Carlos, please don't give me any points for this comment, but I just don't see how you can do the things you want with the platform you are *forced* to use.  Can you not *insist* that your management wake up to the fact that it is the platform forced upon you that is the problem, not HTML, Jscript, javascript of CSS, where in an open coding environment, you can do more or less anything?

Author

Commented:
Scrathcyboy,

You are totally correct. But somethings are outside your control. Does not matter how many degrees, years of experience you have, what matters at the end of the day is what you need to do even if the voice of reason is not heard. Go figure.

Author

Commented:
What I would like to know is this:

On browsers, font size varies from 1 to 7. I would like to know how can I convert that to the corresponding font size in pixels for the current screen resolution.

I've found this:

Browser font size 1 -> Safari: 10 px (Actual font size: 8 px)
Browser font size 2 -> Safari: 13 px (Actual font size: 10 px)
Browser font size 3 -> Safari: 16 px (Actual font size: 12 px)
Browser font size 4 -> Safari: 18 px (Actual font size: 14 px)
Browser font size 5 -> Safari: 24 px (Actual font size: 18 px)
Browser font size 6 -> Safari: 32 px (Actual font size: 24 px)
Browser font size 7 -> Safari: 48 px (Actual font size: 36 px)

But I think it is wrong because it should be a function of the current screen resolution and not just a simple table conversion.

Yes and no.  The font size is a fixed size in pixels, so as you go to smaller resolutions, like 640 instead of 1280, then the fonts get smaller, but the font size remains the same.  It is the VIEWPORT that is changing as you go down -- like a magnifying glass -- hence the 640 is stretched (i.e. enlarged) onto the same screen size as 1280, so yes, now the fonts look a lot bigger, but only because of stretching 640 pixels over an area the same as 1280 -- make sense?

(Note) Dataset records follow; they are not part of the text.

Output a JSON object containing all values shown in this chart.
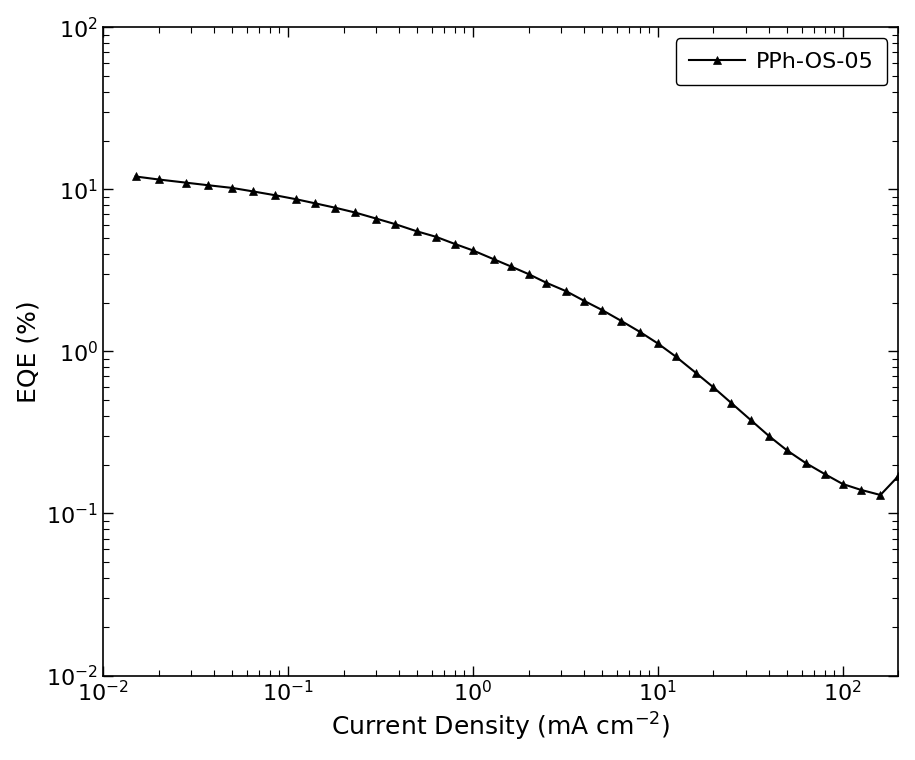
{
  "title": "",
  "xlabel": "Current Density (mA cm$^{-2}$)",
  "ylabel": "EQE (%)",
  "legend_label": "PPh-OS-05",
  "xlim": [
    0.01,
    200
  ],
  "ylim": [
    0.01,
    100
  ],
  "line_color": "black",
  "marker": "^",
  "marker_color": "black",
  "marker_size": 6,
  "linewidth": 1.5,
  "background_color": "white",
  "x_data": [
    0.015,
    0.02,
    0.028,
    0.037,
    0.05,
    0.065,
    0.085,
    0.11,
    0.14,
    0.18,
    0.23,
    0.3,
    0.38,
    0.5,
    0.63,
    0.8,
    1.0,
    1.3,
    1.6,
    2.0,
    2.5,
    3.2,
    4.0,
    5.0,
    6.3,
    8.0,
    10.0,
    12.5,
    16.0,
    20.0,
    25.0,
    32.0,
    40.0,
    50.0,
    63.0,
    80.0,
    100.0,
    125.0,
    160.0,
    200.0
  ],
  "y_data": [
    12.0,
    11.5,
    11.0,
    10.6,
    10.2,
    9.7,
    9.2,
    8.7,
    8.2,
    7.7,
    7.2,
    6.6,
    6.1,
    5.5,
    5.1,
    4.6,
    4.2,
    3.7,
    3.35,
    3.0,
    2.65,
    2.35,
    2.05,
    1.8,
    1.55,
    1.32,
    1.12,
    0.93,
    0.74,
    0.6,
    0.48,
    0.375,
    0.3,
    0.245,
    0.205,
    0.175,
    0.152,
    0.14,
    0.13,
    0.17
  ],
  "tick_label_fontsize": 16,
  "axis_label_fontsize": 18,
  "legend_fontsize": 16
}
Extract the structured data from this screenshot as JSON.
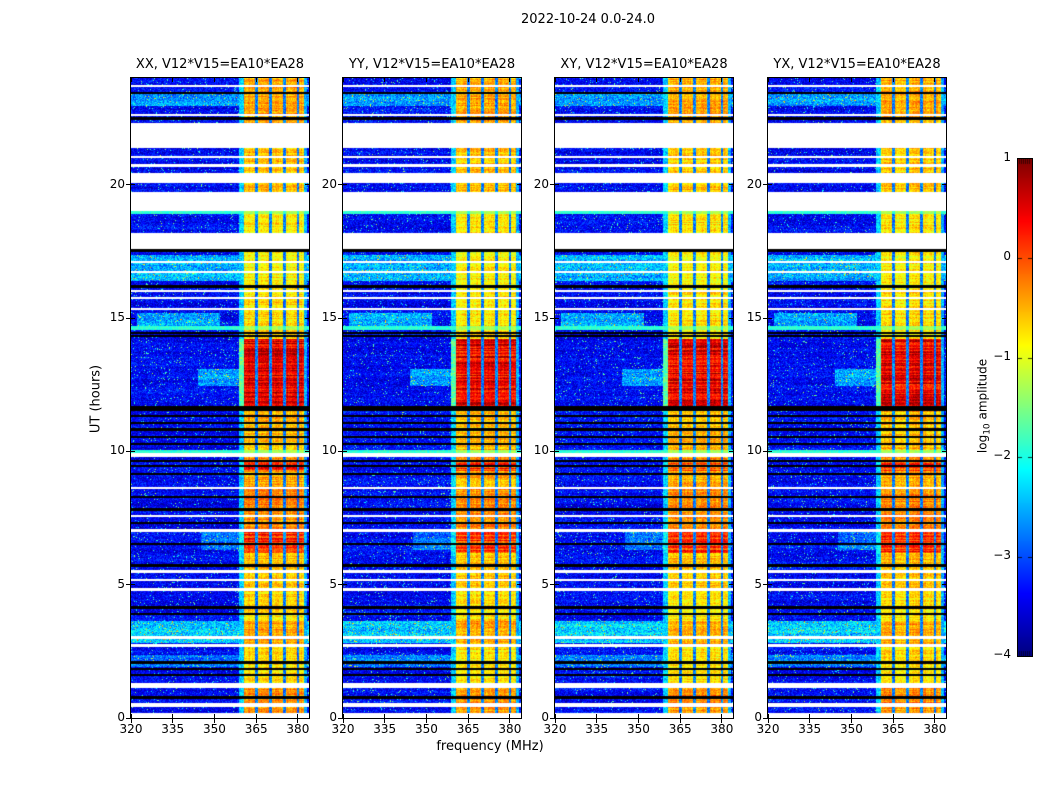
{
  "figure": {
    "title": "2022-10-24 0.0-24.0",
    "background": "#ffffff"
  },
  "axes": {
    "xlabel": "frequency (MHz)",
    "ylabel": "UT (hours)",
    "x_ticks": [
      320,
      335,
      350,
      365,
      380
    ],
    "y_ticks": [
      0,
      5,
      10,
      15,
      20
    ],
    "xlim": [
      320,
      384
    ],
    "ylim": [
      0,
      24
    ]
  },
  "panels": [
    {
      "title": "XX, V12*V15=EA10*EA28",
      "seed": 11
    },
    {
      "title": "YY, V12*V15=EA10*EA28",
      "seed": 23
    },
    {
      "title": "XY, V12*V15=EA10*EA28",
      "seed": 37
    },
    {
      "title": "YX, V12*V15=EA10*EA28",
      "seed": 53
    }
  ],
  "colorbar": {
    "label_prefix": "log",
    "label_sub": "10",
    "label_suffix": " amplitude",
    "ticks": [
      "1",
      "0",
      "−1",
      "−2",
      "−3",
      "−4"
    ],
    "tick_values": [
      1,
      0,
      -1,
      -2,
      -3,
      -4
    ],
    "vmin": -4,
    "vmax": 1,
    "colormap": "jet"
  },
  "chart_data": {
    "type": "heatmap",
    "title": "2022-10-24 0.0-24.0",
    "subplot_titles": [
      "XX, V12*V15=EA10*EA28",
      "YY, V12*V15=EA10*EA28",
      "XY, V12*V15=EA10*EA28",
      "YX, V12*V15=EA10*EA28"
    ],
    "xlabel": "frequency (MHz)",
    "ylabel": "UT (hours)",
    "xlim": [
      320,
      384
    ],
    "ylim": [
      0,
      24
    ],
    "grid": false,
    "colorbar": {
      "label": "log10 amplitude",
      "range": [
        -4,
        1
      ],
      "colormap": "jet",
      "ticks": [
        1,
        0,
        -1,
        -2,
        -3,
        -4
      ]
    },
    "description": "Four dynamic-spectrum panels (polarizations XX, YY, XY, YX) of log10 amplitude vs frequency (320-384 MHz) and time (UT 0-24 h). Blue background noise ~1e-3.4 with a bright emission band at ~360.6-382 MHz split into ~5 MHz sub-bands; horizontal white rows = no data, black rows = flagged data.",
    "spectrogram_model": {
      "background_level": -3.35,
      "band_mhz": [
        360.6,
        382.2
      ],
      "band_edge_cyan_mhz": [
        358.8,
        360.6
      ],
      "band_right_fade_mhz": [
        382.2,
        383.2
      ],
      "subband_gaps_mhz": [
        [
          364.75,
          365.65
        ],
        [
          369.75,
          370.65
        ],
        [
          374.75,
          375.65
        ],
        [
          379.75,
          380.45
        ]
      ],
      "band_heat_by_ut": [
        [
          24,
          22.3,
          -0.45
        ],
        [
          22.3,
          19.7,
          -0.6
        ],
        [
          19.7,
          18.2,
          -0.75
        ],
        [
          18.2,
          16.1,
          -0.85
        ],
        [
          16.1,
          14.2,
          -0.75
        ],
        [
          14.2,
          11.66,
          0.45
        ],
        [
          11.66,
          9.95,
          -0.55
        ],
        [
          9.95,
          9.68,
          -0.35
        ],
        [
          9.68,
          9.28,
          0.1
        ],
        [
          9.28,
          8.65,
          -0.5
        ],
        [
          8.65,
          7.05,
          -0.3
        ],
        [
          7.05,
          6.18,
          0.12
        ],
        [
          6.18,
          4.85,
          -0.6
        ],
        [
          4.85,
          3.65,
          -0.75
        ],
        [
          3.65,
          2.75,
          -0.45
        ],
        [
          2.75,
          1.3,
          -0.75
        ],
        [
          1.3,
          0.55,
          -0.3
        ],
        [
          0.55,
          0,
          -0.4
        ]
      ],
      "no_data_ut": [
        [
          22.3,
          21.38
        ],
        [
          20.42,
          20.05
        ],
        [
          19.72,
          19.02
        ],
        [
          18.2,
          17.58
        ],
        [
          1.3,
          1.12
        ],
        [
          0.56,
          0.42
        ],
        [
          0.18,
          0
        ]
      ],
      "white_lines_ut": [
        [
          23.7,
          0.05
        ],
        [
          22.62,
          0.04
        ],
        [
          21.05,
          0.04
        ],
        [
          20.72,
          0.04
        ],
        [
          17.1,
          0.05
        ],
        [
          16.73,
          0.05
        ],
        [
          16.0,
          0.04
        ],
        [
          15.75,
          0.04
        ],
        [
          15.35,
          0.04
        ],
        [
          9.87,
          0.07
        ],
        [
          8.62,
          0.05
        ],
        [
          7.58,
          0.05
        ],
        [
          7.02,
          0.05
        ],
        [
          5.5,
          0.05
        ],
        [
          5.18,
          0.04
        ],
        [
          4.82,
          0.04
        ],
        [
          3.02,
          0.05
        ],
        [
          2.72,
          0.05
        ]
      ],
      "black_lines_ut": [
        [
          23.45,
          0.04
        ],
        [
          22.48,
          0.04
        ],
        [
          17.52,
          0.06
        ],
        [
          16.17,
          0.06
        ],
        [
          14.45,
          0.04
        ],
        [
          14.32,
          0.04
        ],
        [
          11.62,
          0.09
        ],
        [
          11.32,
          0.04
        ],
        [
          11.05,
          0.04
        ],
        [
          10.82,
          0.04
        ],
        [
          10.55,
          0.04
        ],
        [
          10.28,
          0.04
        ],
        [
          9.65,
          0.04
        ],
        [
          9.45,
          0.04
        ],
        [
          9.15,
          0.04
        ],
        [
          8.3,
          0.04
        ],
        [
          7.82,
          0.04
        ],
        [
          7.3,
          0.04
        ],
        [
          6.52,
          0.04
        ],
        [
          5.72,
          0.04
        ],
        [
          4.15,
          0.05
        ],
        [
          3.9,
          0.05
        ],
        [
          2.08,
          0.04
        ],
        [
          1.85,
          0.04
        ],
        [
          1.6,
          0.04
        ],
        [
          0.78,
          0.05
        ]
      ],
      "cyan_lines_ut": [
        [
          18.95,
          0.06
        ],
        [
          14.62,
          0.08
        ],
        [
          10.0,
          0.05
        ]
      ],
      "bg_boost_regions": [
        {
          "ut": [
            23.4,
            22.95
          ],
          "mhz": [
            320,
            384
          ],
          "amt": 0.75
        },
        {
          "ut": [
            17.35,
            16.4
          ],
          "mhz": [
            320,
            384
          ],
          "amt": 0.9
        },
        {
          "ut": [
            15.2,
            14.7
          ],
          "mhz": [
            322,
            352
          ],
          "amt": 0.85
        },
        {
          "ut": [
            13.1,
            12.45
          ],
          "mhz": [
            344,
            361
          ],
          "amt": 0.8
        },
        {
          "ut": [
            7.0,
            6.3
          ],
          "mhz": [
            345,
            361
          ],
          "amt": 0.55
        },
        {
          "ut": [
            3.65,
            2.8
          ],
          "mhz": [
            320,
            384
          ],
          "amt": 1.05
        },
        {
          "ut": [
            2.35,
            1.9
          ],
          "mhz": [
            320,
            384
          ],
          "amt": 0.6
        }
      ]
    }
  }
}
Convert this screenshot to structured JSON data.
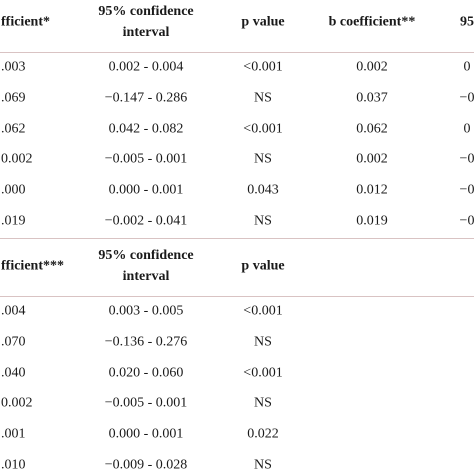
{
  "tables": [
    {
      "header": [
        "fficient*",
        "95% confidence interval",
        "p value",
        "b coefficient**",
        "95"
      ],
      "rows": [
        [
          ".003",
          "0.002 - 0.004",
          "<0.001",
          "0.002",
          "0"
        ],
        [
          ".069",
          "−0.147 - 0.286",
          "NS",
          "0.037",
          "−0"
        ],
        [
          ".062",
          "0.042 - 0.082",
          "<0.001",
          "0.062",
          "0"
        ],
        [
          "0.002",
          "−0.005 - 0.001",
          "NS",
          "0.002",
          "−0"
        ],
        [
          ".000",
          "0.000 - 0.001",
          "0.043",
          "0.012",
          "−0"
        ],
        [
          ".019",
          "−0.002 - 0.041",
          "NS",
          "0.019",
          "−0"
        ]
      ]
    },
    {
      "header": [
        "fficient***",
        "95% confidence interval",
        "p value"
      ],
      "rows": [
        [
          ".004",
          "0.003 - 0.005",
          "<0.001"
        ],
        [
          ".070",
          "−0.136 - 0.276",
          "NS"
        ],
        [
          ".040",
          "0.020 - 0.060",
          "<0.001"
        ],
        [
          "0.002",
          "−0.005 - 0.001",
          "NS"
        ],
        [
          ".001",
          "0.000 - 0.001",
          "0.022"
        ],
        [
          ".010",
          "−0.009 - 0.028",
          "NS"
        ]
      ]
    }
  ]
}
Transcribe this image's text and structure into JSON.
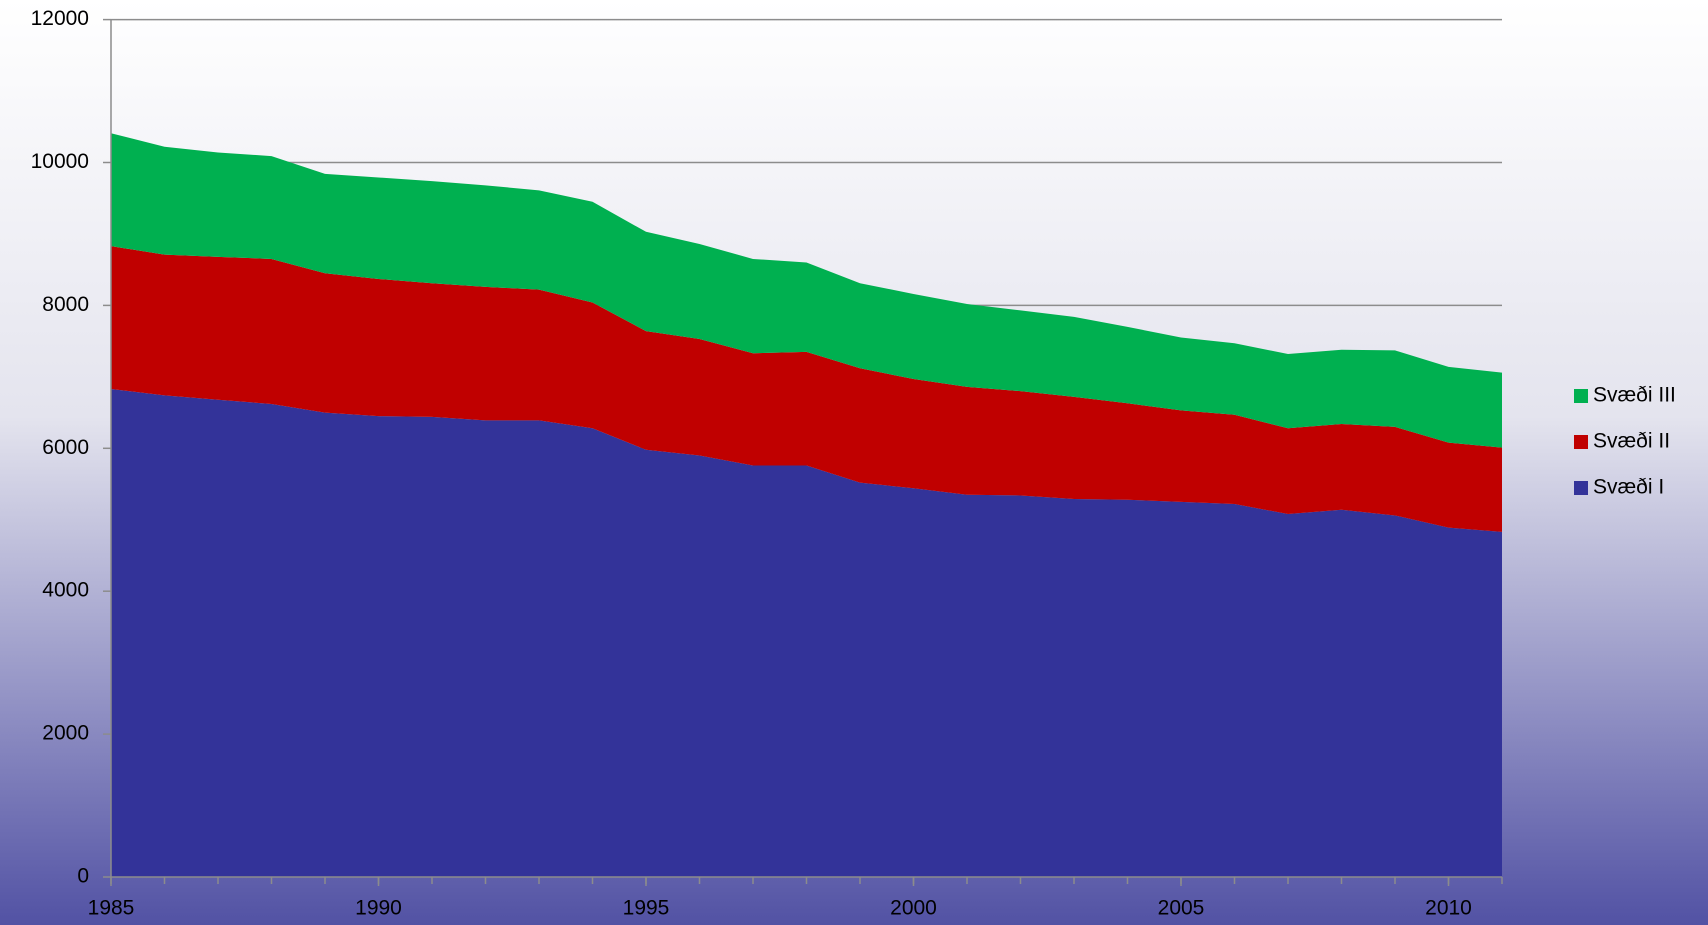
{
  "chart_data": {
    "type": "stacked_area",
    "x": [
      1985,
      1986,
      1987,
      1988,
      1989,
      1990,
      1991,
      1992,
      1993,
      1994,
      1995,
      1996,
      1997,
      1998,
      1999,
      2000,
      2001,
      2002,
      2003,
      2004,
      2005,
      2006,
      2007,
      2008,
      2009,
      2010,
      2011
    ],
    "series": [
      {
        "name": "Svæði I",
        "color": "#333399",
        "values": [
          6830,
          6740,
          6680,
          6620,
          6500,
          6450,
          6440,
          6390,
          6390,
          6280,
          5980,
          5900,
          5760,
          5760,
          5520,
          5440,
          5350,
          5340,
          5290,
          5280,
          5250,
          5220,
          5080,
          5140,
          5060,
          4890,
          4830
        ]
      },
      {
        "name": "Svæði II",
        "color": "#c00000",
        "values": [
          2000,
          1970,
          2000,
          2030,
          1950,
          1920,
          1870,
          1870,
          1830,
          1760,
          1660,
          1630,
          1570,
          1590,
          1600,
          1530,
          1510,
          1460,
          1430,
          1350,
          1280,
          1250,
          1200,
          1200,
          1240,
          1190,
          1180
        ]
      },
      {
        "name": "Svæði III",
        "color": "#00b050",
        "values": [
          1580,
          1510,
          1460,
          1440,
          1390,
          1420,
          1430,
          1420,
          1390,
          1410,
          1390,
          1330,
          1320,
          1250,
          1190,
          1190,
          1160,
          1130,
          1120,
          1070,
          1020,
          1000,
          1040,
          1040,
          1070,
          1060,
          1050
        ]
      }
    ],
    "xlim": [
      1985,
      2011
    ],
    "xticks": [
      1985,
      1990,
      1995,
      2000,
      2005,
      2010
    ],
    "ylim": [
      0,
      12000
    ],
    "yticks": [
      0,
      2000,
      4000,
      6000,
      8000,
      10000,
      12000
    ],
    "grid": true,
    "legend": "right"
  }
}
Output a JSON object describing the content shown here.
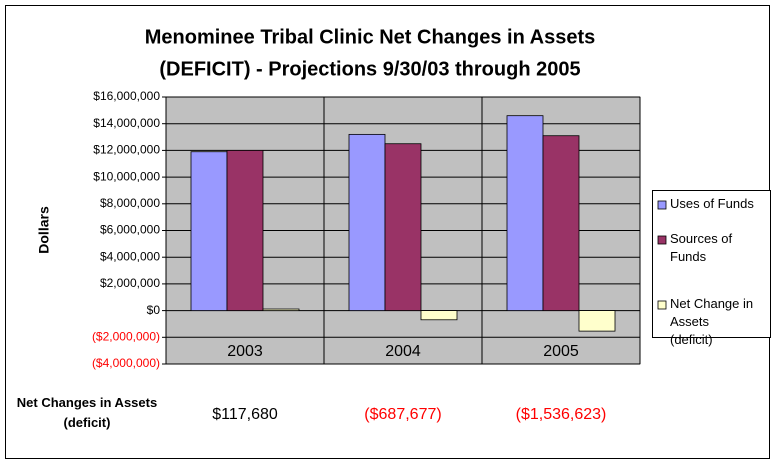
{
  "chart_data": {
    "type": "bar",
    "title": [
      "Menominee Tribal Clinic Net Changes in Assets",
      "(DEFICIT) - Projections 9/30/03 through 2005"
    ],
    "ylabel": "Dollars",
    "categories": [
      "2003",
      "2004",
      "2005"
    ],
    "series": [
      {
        "name": "Uses of Funds",
        "color": "#9999ff",
        "values": [
          11900000,
          13200000,
          14600000
        ]
      },
      {
        "name": "Sources of Funds",
        "color": "#993366",
        "values": [
          12000000,
          12500000,
          13100000
        ]
      },
      {
        "name": "Net Change in Assets (deficit)",
        "color": "#ffffcc",
        "values": [
          117680,
          -687677,
          -1536623
        ],
        "value_labels": [
          "$117,680",
          "($687,677)",
          "($1,536,623)"
        ]
      }
    ],
    "table_label": "Net Changes in Assets (deficit)",
    "ylim": [
      -4000000,
      16000000
    ],
    "yticks": [
      {
        "value": -4000000,
        "label": "($4,000,000)"
      },
      {
        "value": -2000000,
        "label": "($2,000,000)"
      },
      {
        "value": 0,
        "label": "$0"
      },
      {
        "value": 2000000,
        "label": "$2,000,000"
      },
      {
        "value": 4000000,
        "label": "$4,000,000"
      },
      {
        "value": 6000000,
        "label": "$6,000,000"
      },
      {
        "value": 8000000,
        "label": "$8,000,000"
      },
      {
        "value": 10000000,
        "label": "$10,000,000"
      },
      {
        "value": 12000000,
        "label": "$12,000,000"
      },
      {
        "value": 14000000,
        "label": "$14,000,000"
      },
      {
        "value": 16000000,
        "label": "$16,000,000"
      }
    ],
    "grid": true,
    "legend": "right",
    "negative_color": "#ff0000",
    "plot_background": "#c0c0c0"
  }
}
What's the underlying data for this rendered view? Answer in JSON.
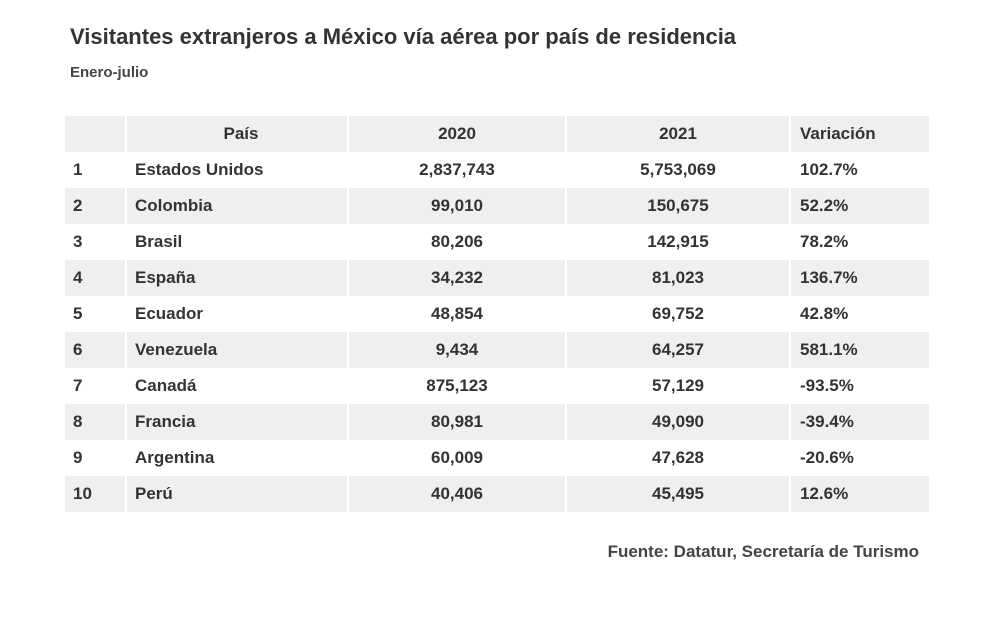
{
  "chart_data": {
    "type": "table",
    "title": "Visitantes extranjeros a México vía aérea por país de residencia",
    "subtitle": "Enero-julio",
    "columns": [
      "",
      "País",
      "2020",
      "2021",
      "Variación"
    ],
    "rows": [
      {
        "rank": "1",
        "country": "Estados Unidos",
        "y2020": "2,837,743",
        "y2021": "5,753,069",
        "variation": "102.7%"
      },
      {
        "rank": "2",
        "country": "Colombia",
        "y2020": "99,010",
        "y2021": "150,675",
        "variation": "52.2%"
      },
      {
        "rank": "3",
        "country": "Brasil",
        "y2020": "80,206",
        "y2021": "142,915",
        "variation": "78.2%"
      },
      {
        "rank": "4",
        "country": "España",
        "y2020": "34,232",
        "y2021": "81,023",
        "variation": "136.7%"
      },
      {
        "rank": "5",
        "country": "Ecuador",
        "y2020": "48,854",
        "y2021": "69,752",
        "variation": "42.8%"
      },
      {
        "rank": "6",
        "country": "Venezuela",
        "y2020": "9,434",
        "y2021": "64,257",
        "variation": "581.1%"
      },
      {
        "rank": "7",
        "country": "Canadá",
        "y2020": "875,123",
        "y2021": "57,129",
        "variation": "-93.5%"
      },
      {
        "rank": "8",
        "country": "Francia",
        "y2020": "80,981",
        "y2021": "49,090",
        "variation": "-39.4%"
      },
      {
        "rank": "9",
        "country": "Argentina",
        "y2020": "60,009",
        "y2021": "47,628",
        "variation": "-20.6%"
      },
      {
        "rank": "10",
        "country": "Perú",
        "y2020": "40,406",
        "y2021": "45,495",
        "variation": "12.6%"
      }
    ],
    "source": "Fuente: Datatur, Secretaría de Turismo"
  }
}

I can send you a table of all the font size conversions if you want.  See my profile, email me, I will be happy to send it to you.  It is not on the web, as I made it up a while back.

Author

Commented:
Wouldn't that depend on the type of the font too? Depending on the font family I assume the number should be different, correct?
The table I sent works for ALL font sizes that are text based, and non-script.  Sure ARIAL is bigger than Times, and ALL fonts have different metrics, but comparing Times to Times, the sizing is consistent.  So no, the number is not different within the one font type, it is different between different font types.  There is no such thing as a font "family" when it comes to exact size.  Arial, Verdana and Sans Serif are all different sized fonts.  The "family" concept came about to distinguish serif based fonts from non-serif fonts.